Gambaran Cara Kerja Hotspot
Alur sederhananya seperti ini:
- client tersambung ke WiFi atau kabel LAN;
- client mendapat IP dari DHCP Server;
- client mencoba membuka website;
- MikroTik menahan akses dan mengarahkan client ke halaman login Hotspot;
- client memasukkan username dan password;
- setelah berhasil, client boleh lewat ke internet sesuai aturan yang diberikan.
Jadi Hotspot bukan pengganti IP address, DHCP, DNS, NAT, atau firewall. Hotspot berdiri di atas pondasi itu. Kalau IP LAN, DHCP, DNS, gateway, dan NAT masih bermasalah, Hotspot juga akan ikut bermasalah.
Kebutuhan Awal
Contoh lab pada materi ini:
| Bagian | Contoh |
|---|---|
| Interface WAN | ether1 |
| Interface LAN | bridge-LAN |
| IP LAN router | 192.168.10.1/24 |
| Pool client | 192.168.10.10-192.168.10.200 |
| DNS name Hotspot | login.lab.local |
| User uji coba | siswa1 |
Sebelum mulai, pastikan:
- router sudah punya IP LAN pada `bridge-LAN`;
- DHCP Server LAN sudah jalan;
- client bisa mendapat IP otomatis;
- router sudah punya akses internet dari WAN;
- NAT masquerade untuk client LAN sudah aktif;
- kamu login sebagai admin atau user yang punya hak konfigurasi.
Catatan penting: kalau LAN kamu belum memakai bridge, sesuaikan nama interface dengan kondisi lab. Namun kalau beberapa port LAN dan WiFi digabung, Hotspot biasanya dipasang pada interface bridge, bukan pada salah satu port anggota bridge.
Cek Pondasi Sebelum Hotspot
Jalankan pengecekan berikut di terminal MikroTik:
/ip address print
/ip dhcp-server print
/ip dhcp-server lease print
/ip dns print
/ip route print
/ip firewall nat print
Yang dicari:
- IP `192.168.10.1/24` ada di `bridge-LAN`;
- DHCP Server aktif pada `bridge-LAN`;
- client mendapat lease DHCP;
- DNS router sudah diisi atau `allow-remote-requests=yes` jika router menjadi DNS untuk client;
- default route ke internet aktif;
- NAT masquerade dari LAN ke WAN sudah ada.
Kalau bagian ini belum beres, rapikan dulu. Membuat Hotspot di atas jaringan yang belum sehat biasanya bikin troubleshooting jadi muter-muter.

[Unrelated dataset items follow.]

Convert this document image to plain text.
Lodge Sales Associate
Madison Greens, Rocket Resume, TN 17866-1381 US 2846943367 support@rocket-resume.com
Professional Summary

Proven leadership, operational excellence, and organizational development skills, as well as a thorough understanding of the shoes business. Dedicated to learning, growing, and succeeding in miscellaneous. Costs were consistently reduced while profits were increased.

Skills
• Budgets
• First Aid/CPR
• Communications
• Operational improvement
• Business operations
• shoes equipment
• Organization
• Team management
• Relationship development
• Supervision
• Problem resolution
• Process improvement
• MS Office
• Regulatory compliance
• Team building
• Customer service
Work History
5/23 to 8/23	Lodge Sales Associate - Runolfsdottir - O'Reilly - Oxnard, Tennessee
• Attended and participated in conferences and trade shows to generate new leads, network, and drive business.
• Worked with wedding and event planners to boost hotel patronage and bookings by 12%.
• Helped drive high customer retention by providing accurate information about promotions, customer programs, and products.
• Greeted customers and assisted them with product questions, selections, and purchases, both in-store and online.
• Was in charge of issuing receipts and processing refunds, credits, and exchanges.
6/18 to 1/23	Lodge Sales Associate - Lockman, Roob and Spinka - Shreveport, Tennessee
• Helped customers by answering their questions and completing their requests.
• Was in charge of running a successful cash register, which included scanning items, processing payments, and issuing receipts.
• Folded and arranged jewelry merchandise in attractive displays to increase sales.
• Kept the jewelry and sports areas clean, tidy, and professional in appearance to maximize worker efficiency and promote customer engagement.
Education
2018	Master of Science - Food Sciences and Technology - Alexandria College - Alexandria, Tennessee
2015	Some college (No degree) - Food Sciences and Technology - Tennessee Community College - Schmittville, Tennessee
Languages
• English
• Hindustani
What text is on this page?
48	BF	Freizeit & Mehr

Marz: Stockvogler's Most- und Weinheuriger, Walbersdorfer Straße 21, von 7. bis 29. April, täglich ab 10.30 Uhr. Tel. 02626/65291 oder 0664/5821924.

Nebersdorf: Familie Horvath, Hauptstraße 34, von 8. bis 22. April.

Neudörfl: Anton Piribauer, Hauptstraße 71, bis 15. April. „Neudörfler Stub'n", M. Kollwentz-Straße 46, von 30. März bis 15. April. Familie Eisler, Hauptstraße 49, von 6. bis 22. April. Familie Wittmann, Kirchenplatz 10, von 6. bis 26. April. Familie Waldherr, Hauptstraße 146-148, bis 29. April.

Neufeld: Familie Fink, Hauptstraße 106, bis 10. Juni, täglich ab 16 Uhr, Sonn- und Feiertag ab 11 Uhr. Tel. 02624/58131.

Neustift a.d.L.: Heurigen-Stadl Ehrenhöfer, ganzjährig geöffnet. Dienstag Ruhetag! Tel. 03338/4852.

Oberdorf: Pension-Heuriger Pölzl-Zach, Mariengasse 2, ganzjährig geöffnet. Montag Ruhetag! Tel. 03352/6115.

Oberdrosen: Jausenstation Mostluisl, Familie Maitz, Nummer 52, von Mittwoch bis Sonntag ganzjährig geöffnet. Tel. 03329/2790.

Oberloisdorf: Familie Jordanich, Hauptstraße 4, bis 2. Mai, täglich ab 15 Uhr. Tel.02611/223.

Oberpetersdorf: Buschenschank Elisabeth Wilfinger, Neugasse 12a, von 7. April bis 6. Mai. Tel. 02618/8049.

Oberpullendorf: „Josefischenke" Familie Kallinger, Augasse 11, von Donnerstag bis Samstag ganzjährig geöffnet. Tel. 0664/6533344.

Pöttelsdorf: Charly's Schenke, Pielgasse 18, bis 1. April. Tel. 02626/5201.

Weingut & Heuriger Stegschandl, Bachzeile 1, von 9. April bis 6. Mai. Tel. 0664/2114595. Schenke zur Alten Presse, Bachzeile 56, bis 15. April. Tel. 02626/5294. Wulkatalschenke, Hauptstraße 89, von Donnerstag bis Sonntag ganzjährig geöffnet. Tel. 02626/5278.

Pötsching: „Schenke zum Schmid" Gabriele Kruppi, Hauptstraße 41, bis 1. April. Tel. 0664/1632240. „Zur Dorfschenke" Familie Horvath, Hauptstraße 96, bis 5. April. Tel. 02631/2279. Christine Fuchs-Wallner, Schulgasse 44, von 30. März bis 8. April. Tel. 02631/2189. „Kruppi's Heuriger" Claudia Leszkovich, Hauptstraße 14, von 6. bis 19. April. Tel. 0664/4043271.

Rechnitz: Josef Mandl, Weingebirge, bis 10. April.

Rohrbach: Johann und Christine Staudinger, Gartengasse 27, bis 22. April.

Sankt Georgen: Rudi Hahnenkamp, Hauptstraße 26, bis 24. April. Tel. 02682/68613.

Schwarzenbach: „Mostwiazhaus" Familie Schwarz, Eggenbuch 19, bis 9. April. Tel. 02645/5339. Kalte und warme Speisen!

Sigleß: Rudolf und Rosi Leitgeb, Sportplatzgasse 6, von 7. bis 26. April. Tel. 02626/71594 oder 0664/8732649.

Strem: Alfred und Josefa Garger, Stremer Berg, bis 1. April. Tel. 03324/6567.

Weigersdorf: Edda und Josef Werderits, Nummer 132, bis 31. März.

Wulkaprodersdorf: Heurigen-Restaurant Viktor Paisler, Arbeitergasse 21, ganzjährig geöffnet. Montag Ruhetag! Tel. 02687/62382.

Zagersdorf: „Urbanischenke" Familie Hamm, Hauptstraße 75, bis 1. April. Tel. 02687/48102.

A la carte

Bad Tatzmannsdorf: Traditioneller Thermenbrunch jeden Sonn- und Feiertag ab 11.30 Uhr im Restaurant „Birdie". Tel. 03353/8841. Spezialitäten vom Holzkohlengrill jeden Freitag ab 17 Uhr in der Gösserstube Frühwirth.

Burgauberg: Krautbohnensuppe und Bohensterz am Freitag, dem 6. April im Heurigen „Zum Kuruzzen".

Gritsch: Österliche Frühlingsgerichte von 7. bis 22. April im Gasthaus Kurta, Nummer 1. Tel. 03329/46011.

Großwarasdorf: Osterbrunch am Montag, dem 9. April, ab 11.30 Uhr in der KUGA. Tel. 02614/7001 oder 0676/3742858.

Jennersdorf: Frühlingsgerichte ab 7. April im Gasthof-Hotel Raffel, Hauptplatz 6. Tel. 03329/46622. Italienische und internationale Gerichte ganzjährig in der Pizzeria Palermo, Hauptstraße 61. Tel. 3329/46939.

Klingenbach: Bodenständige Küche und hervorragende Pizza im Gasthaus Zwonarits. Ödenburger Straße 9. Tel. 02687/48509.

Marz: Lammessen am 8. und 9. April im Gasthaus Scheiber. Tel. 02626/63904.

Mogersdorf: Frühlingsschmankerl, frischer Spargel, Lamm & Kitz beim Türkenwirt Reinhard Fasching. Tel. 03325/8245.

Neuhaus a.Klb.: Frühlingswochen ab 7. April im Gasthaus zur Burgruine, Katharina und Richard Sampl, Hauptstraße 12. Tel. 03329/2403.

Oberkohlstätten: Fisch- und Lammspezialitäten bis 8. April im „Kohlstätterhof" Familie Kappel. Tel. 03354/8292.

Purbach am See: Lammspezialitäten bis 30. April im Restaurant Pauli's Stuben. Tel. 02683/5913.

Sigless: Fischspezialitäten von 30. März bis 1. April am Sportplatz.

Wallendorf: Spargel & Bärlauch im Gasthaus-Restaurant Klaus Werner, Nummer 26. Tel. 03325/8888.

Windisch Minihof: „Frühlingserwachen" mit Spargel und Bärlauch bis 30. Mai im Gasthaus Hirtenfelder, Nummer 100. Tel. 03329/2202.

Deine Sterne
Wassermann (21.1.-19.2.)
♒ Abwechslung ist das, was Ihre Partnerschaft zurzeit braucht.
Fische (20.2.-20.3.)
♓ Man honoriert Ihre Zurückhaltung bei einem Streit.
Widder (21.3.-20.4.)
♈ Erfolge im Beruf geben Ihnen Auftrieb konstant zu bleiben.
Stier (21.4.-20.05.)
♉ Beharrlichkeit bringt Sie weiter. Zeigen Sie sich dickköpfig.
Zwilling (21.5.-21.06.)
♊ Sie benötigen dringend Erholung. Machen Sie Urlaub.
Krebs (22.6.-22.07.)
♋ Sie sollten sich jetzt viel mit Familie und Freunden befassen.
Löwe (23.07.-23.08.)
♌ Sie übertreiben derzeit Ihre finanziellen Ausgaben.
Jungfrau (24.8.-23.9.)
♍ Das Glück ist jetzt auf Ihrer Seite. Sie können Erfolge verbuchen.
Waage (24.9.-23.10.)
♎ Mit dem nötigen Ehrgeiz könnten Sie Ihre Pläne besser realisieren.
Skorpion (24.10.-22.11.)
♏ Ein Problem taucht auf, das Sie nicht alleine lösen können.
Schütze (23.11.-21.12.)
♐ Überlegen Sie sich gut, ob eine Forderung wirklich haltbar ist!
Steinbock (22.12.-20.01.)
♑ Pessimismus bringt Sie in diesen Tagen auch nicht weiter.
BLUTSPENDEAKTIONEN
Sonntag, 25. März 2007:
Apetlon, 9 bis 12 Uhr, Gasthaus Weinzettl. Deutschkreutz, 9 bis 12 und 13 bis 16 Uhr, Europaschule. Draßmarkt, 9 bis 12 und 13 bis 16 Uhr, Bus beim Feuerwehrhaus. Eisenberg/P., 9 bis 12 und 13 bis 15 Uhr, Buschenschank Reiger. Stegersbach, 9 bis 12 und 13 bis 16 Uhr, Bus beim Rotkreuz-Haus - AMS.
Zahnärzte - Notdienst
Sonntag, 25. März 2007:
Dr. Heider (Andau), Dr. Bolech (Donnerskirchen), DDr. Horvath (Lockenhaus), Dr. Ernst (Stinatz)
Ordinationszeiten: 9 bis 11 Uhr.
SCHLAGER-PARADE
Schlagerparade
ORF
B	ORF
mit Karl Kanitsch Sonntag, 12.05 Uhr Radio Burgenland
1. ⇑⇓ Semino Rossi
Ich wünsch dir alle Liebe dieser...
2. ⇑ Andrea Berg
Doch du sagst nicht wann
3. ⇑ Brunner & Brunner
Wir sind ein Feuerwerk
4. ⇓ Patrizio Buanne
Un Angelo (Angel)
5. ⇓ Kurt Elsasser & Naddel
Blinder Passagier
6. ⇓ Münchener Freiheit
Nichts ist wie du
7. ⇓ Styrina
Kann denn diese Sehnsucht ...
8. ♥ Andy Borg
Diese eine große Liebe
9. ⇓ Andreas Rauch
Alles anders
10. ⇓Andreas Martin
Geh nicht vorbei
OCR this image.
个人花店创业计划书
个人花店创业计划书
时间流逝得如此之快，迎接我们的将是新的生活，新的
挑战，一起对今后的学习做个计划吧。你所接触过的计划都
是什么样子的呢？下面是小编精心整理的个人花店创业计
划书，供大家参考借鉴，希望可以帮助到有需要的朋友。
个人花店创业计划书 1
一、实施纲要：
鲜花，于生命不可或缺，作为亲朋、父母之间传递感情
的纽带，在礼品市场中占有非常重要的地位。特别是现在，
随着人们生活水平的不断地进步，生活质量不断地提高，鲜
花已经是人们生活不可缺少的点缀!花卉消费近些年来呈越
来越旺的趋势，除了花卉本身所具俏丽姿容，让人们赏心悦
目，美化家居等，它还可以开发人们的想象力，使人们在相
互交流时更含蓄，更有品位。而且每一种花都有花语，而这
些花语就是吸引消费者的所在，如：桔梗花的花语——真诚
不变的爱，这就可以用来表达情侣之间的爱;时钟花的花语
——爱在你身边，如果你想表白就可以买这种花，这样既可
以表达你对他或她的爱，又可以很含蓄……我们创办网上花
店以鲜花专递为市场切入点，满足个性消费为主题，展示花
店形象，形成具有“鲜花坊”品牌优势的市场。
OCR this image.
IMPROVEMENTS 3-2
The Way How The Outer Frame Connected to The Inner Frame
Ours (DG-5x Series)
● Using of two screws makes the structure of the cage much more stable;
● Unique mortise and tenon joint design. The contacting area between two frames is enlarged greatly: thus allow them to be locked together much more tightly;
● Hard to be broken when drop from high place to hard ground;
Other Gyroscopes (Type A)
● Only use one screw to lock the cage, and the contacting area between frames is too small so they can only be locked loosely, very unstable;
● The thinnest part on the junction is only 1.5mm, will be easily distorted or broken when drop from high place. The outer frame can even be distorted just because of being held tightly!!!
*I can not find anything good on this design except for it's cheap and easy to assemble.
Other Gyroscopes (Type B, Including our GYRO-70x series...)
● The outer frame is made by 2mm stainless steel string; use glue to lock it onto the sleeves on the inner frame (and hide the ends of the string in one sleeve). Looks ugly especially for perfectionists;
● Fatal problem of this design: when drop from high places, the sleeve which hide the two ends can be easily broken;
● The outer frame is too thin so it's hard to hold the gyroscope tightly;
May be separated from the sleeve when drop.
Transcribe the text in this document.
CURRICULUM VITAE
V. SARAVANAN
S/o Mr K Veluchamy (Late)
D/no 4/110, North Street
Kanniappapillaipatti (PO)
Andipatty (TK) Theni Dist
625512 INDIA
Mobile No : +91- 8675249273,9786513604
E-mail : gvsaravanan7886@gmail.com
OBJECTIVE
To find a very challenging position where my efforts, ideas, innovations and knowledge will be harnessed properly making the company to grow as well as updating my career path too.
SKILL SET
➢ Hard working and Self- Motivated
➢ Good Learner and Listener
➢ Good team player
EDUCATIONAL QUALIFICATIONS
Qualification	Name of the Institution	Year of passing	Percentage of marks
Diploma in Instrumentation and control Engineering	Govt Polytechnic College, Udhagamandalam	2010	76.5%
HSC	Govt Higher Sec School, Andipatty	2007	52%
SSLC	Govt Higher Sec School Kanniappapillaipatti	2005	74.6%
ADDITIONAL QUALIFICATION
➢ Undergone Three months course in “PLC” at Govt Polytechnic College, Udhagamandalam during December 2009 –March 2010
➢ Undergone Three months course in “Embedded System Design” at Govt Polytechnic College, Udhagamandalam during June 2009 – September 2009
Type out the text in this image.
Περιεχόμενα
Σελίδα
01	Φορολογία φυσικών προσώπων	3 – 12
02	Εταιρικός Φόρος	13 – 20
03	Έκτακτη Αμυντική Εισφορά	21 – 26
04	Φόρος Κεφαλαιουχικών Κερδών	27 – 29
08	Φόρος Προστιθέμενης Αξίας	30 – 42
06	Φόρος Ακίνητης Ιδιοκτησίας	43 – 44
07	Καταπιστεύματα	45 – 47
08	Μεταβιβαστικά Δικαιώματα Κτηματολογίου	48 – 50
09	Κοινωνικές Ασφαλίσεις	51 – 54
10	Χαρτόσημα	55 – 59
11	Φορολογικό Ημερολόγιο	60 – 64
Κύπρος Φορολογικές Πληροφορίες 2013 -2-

Membuat Hotspot dengan Setup Wizard
Cara paling aman untuk pemula adalah memakai wizard bawaan RouterOS:
/ip hotspot setup
Ikuti pertanyaan yang muncul. Contoh jawaban untuk lab:
| Pertanyaan Wizard | Contoh Jawaban | Catatan |
|---|---|---|
| hotspot interface | bridge-LAN | Pilih interface LAN atau bridge LAN, jangan WAN |
| local address of network | 192.168.10.1/24 | IP gateway LAN |
| masquerade network | no | Pilih `no` kalau NAT masquerade sudah dibuat sebelumnya |
| address pool of network | 192.168.10.10-192.168.10.200 | Bisa disamakan dengan pool LAN lab |
| select certificate | none | Untuk lab dasar boleh `none`; produksi sebaiknya pakai HTTPS/sertifikat |
| ip address of smtp server | 0.0.0.0 | Tidak dipakai pada lab dasar |
| dns servers | 1.1.1.1,8.8.8.8 | Sesuaikan DNS yang dipakai |
| dns name | login.lab.local | Nama lokal halaman login Hotspot |
| name of local hotspot user | siswa1 | User pertama untuk uji coba |
| password for the user | praktik123 | Gunakan password lab, jangan password admin router |
Setelah selesai, cek hasilnya:
/ip hotspot print
/ip hotspot profile print
/ip hotspot user print
Kalau Hotspot aktif, akan muncul server Hotspot pada interface `bridge-LAN`.
Membuat User Hotspot Tambahan
Untuk menambah user lokal:
/ip hotspot user add name=siswa2 password=praktik123
/ip hotspot user add name=siswa3 password=praktik123
Kalau ingin memberi batas bandwidth sederhana, buat user profile:
/ip hotspot user profile add name=profile-siswa rate-limit=2M/2M shared-users=1
/ip hotspot user add name=siswa4 password=praktik123 profile=profile-siswa
Arti contoh di atas:
- `rate-limit=2M/2M` membatasi upload/download sekitar 2 Mbps;
- `shared-users=1` membuat satu akun hanya dipakai oleh satu client aktif.
Untuk lab sekolah, ini cukup untuk mengenalkan konsep akun, sesi login, dan pembatasan sederhana.
Uji dari Client
Dari laptop atau HP client:
- sambungkan ke WiFi/LAN lab;
- pastikan client mendapat IP, gateway, dan DNS dari DHCP;
- buka browser;
- coba akses website HTTP atau ketik `http://login.lab.local`;
- masukkan username dan password Hotspot;
- setelah login, coba buka website lain.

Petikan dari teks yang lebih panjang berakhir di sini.